13.10.2016, 12:04 Uhr

LEADER-Projekt: Auf Kräuterwanderwegen das Gurktal kennen lernen

Birgit Krassnitzer, Johann Fugger, Franz Pirolt, Gerda Berg, Wolfgang Eltner, Martin Kubanek, Franz Sabitzer und Andreas Duller bei der Auftaktveranstaltung (Foto: KK)

Im Gurktal werden auf mehreren Strecken „Kräuterwanderwege“ adaptiert. Die Vielfalt der Kräuter des Gurktales und ein hoher Erlebnisfaktor beim Wandern stehen im Mittelpunkt.

GURKTAL. Das Gurktal mit seiner beeindruckenden Naturkulisse ist bei Wanderern sehr beliebt. Vor allem in der wärmeren Jahreszeit ist hier das Thema wandern dominierend. Nun werden Wanderwege des Gurktales im Rahmen des LEADER- Projektes „Gurktaler Kräuterparadies“ unter dem Leitthema „Kräuter“ neu erschlossen.


Auftaktveranstaltung im Gurktal

„Die Tourismusregion Mittelkärnten hat Wandern als wichtiges Schwerpunktthema in der Region definiert, und die wesentlichsten Voraussetzungen für eine Weiterentwicklung geschaffen“, erklärt Andreas Duller, Geschäftsführer der Tourismusregion Mittelkärnten, im Rahmen einerAuftaktveranstaltung. Kernelemente dieser Entwicklung sind die sogenannten Leitwanderwege. Das Gurktal spielt in dieser Strategie eine wichtige Rolle.
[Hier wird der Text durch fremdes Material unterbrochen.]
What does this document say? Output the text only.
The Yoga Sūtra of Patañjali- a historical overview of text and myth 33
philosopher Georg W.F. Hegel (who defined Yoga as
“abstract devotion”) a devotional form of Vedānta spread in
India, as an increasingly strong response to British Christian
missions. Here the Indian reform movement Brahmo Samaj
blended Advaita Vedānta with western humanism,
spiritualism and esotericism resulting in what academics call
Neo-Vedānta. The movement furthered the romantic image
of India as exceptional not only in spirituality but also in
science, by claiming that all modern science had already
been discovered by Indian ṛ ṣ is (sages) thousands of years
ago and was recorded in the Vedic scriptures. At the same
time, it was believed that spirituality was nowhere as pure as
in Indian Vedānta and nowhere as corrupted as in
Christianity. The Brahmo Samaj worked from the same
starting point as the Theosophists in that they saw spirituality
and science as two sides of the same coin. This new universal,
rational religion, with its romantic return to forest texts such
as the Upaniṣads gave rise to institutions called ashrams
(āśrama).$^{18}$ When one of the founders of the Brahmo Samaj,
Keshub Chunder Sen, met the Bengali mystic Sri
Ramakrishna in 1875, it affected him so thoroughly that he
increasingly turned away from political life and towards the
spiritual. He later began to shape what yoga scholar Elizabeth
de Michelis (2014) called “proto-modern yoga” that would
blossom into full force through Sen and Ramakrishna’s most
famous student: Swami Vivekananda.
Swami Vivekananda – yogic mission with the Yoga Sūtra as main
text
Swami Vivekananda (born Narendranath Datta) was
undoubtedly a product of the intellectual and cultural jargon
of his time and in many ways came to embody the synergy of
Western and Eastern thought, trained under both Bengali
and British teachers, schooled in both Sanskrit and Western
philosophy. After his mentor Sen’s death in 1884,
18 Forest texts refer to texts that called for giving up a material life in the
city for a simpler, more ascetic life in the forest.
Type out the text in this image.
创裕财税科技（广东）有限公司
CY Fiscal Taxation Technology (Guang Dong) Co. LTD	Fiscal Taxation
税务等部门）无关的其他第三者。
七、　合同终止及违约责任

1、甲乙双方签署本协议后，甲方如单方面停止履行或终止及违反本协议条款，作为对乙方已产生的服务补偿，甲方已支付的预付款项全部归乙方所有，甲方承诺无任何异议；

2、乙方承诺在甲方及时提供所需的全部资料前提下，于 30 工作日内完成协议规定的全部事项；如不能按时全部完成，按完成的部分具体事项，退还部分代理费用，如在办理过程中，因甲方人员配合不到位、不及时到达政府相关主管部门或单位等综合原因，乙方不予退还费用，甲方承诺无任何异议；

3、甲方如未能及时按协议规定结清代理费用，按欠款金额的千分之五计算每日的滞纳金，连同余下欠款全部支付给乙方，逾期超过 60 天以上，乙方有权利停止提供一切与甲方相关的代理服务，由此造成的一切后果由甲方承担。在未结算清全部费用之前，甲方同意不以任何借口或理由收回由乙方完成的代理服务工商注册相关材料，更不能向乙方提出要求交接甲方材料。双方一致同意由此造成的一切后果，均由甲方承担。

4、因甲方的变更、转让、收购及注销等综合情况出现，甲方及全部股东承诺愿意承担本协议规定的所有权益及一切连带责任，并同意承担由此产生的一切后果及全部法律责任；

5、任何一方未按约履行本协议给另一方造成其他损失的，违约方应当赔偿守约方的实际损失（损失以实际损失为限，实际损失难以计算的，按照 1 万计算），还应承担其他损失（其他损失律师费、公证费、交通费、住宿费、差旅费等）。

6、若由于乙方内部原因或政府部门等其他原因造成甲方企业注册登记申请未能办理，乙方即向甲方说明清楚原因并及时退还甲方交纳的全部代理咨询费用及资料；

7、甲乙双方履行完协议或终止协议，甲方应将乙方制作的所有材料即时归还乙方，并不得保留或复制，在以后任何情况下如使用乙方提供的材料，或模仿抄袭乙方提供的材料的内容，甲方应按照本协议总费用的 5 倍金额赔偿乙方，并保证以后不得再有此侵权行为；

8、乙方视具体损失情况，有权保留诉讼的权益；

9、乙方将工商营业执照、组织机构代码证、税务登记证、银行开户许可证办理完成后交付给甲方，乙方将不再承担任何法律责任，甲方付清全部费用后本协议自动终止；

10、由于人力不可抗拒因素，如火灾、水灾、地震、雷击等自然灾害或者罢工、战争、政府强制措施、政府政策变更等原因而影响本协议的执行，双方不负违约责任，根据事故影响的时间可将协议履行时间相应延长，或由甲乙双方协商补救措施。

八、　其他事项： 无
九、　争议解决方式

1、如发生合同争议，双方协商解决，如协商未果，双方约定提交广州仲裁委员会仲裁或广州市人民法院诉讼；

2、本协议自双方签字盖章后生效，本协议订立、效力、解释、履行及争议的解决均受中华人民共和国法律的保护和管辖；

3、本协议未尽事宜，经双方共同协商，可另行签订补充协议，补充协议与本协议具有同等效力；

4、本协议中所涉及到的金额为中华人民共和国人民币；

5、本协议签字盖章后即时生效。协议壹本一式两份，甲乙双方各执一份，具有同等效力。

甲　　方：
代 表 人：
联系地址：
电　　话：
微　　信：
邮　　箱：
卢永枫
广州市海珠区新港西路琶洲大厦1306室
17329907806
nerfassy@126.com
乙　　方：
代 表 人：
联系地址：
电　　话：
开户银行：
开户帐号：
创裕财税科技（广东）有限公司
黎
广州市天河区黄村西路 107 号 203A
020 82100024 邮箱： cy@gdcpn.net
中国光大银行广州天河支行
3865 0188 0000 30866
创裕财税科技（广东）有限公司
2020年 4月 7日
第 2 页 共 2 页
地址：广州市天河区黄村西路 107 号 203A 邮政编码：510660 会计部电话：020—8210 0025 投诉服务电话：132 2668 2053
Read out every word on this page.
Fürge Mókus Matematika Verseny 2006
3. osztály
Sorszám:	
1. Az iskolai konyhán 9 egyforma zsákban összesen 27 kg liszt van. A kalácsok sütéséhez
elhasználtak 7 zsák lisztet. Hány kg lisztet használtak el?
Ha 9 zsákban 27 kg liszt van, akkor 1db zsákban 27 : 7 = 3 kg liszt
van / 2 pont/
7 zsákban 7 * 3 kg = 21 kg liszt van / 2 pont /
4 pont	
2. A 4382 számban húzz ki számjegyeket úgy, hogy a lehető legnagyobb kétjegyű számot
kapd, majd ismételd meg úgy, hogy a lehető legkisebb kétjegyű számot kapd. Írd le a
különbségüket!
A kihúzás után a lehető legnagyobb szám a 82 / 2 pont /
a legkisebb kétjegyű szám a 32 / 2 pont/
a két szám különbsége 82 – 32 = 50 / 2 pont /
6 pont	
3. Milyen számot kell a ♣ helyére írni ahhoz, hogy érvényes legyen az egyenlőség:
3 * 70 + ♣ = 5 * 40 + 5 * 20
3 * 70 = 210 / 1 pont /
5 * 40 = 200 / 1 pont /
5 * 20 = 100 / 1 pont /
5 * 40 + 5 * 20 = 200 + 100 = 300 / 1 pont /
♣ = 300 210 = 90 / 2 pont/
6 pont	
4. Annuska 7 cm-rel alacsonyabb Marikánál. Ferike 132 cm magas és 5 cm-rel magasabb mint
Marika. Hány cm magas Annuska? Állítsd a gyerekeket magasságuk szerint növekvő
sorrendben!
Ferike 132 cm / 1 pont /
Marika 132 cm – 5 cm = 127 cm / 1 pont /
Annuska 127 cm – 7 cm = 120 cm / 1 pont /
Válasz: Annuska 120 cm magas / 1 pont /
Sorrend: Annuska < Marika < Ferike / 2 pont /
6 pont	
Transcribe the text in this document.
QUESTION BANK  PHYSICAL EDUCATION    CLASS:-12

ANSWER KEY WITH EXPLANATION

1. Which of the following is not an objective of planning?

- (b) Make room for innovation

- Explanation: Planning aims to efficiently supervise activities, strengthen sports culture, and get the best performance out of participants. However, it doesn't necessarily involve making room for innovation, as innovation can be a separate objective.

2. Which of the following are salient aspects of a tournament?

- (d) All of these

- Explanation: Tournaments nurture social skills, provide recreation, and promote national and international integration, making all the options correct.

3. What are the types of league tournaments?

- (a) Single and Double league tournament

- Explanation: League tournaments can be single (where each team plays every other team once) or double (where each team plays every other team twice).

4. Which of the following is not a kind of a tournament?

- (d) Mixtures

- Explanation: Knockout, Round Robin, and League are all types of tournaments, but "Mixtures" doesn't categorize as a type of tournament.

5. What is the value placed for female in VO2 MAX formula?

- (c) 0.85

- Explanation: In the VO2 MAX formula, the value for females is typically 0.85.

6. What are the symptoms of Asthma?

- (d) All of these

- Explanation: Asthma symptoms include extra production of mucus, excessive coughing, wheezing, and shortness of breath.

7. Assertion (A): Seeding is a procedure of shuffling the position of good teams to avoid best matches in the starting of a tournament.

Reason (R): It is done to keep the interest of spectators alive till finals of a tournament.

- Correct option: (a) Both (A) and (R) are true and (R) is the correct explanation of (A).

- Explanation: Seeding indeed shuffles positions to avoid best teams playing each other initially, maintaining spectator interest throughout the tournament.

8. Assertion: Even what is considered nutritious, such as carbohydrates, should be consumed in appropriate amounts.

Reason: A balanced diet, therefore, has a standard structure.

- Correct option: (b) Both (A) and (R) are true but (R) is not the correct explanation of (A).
Wanderwege werden optimiert

Viele Wanderkarten sind aber bereits in die Jahre gekommen und müssen überarbeitet werden. Im Zuge dessen sollen vorrangig bestehende Wanderwege optimiert, und mit dem Thema Kräuter erweitert werden, gemäß dem Trend „Wandern mit Inhalt“.
Dabei werden bestehende Infrastrukturen genutzt und ältere Wege neu aktiviert.

Kräuter im Gurktal

Das Thema Kräuter ist im Gurktal schon seit vielen Jahren ein Schwerpunkt. So finden sich beim Gurker Dom und in Glödnitz ansprechend angelegte Kräutergärten. Außerdem ist das Gurktal von vielen traditionellen Betrieben, teilweise mit eigenen Kräutergärten, geprägt. Nicht zu vergessen „Urlaub am Bauernhof“, auch hier spielen Kräuter eine Rolle.

Konzept muss her

"Nun geht es daran, ein detailliertes Konzept zu erstellen, Entwicklungsarbeit zu leisten, Kooperationen mit gastronomischen Betrieben und Beherbergungsbetrieben herzustellen", heißt es. Innerhalb der kommenden zwei Jahre, bis das „Gurktaler Kräuterparadies“ umgesetzt ist, sind Workshops, Informationsveranstaltungen, Auswahl von Partnerbetrieben geplant. Ausgearbeitet werden Einstiegspunkte, Rastplätze, Infopunkte und vieles mehr.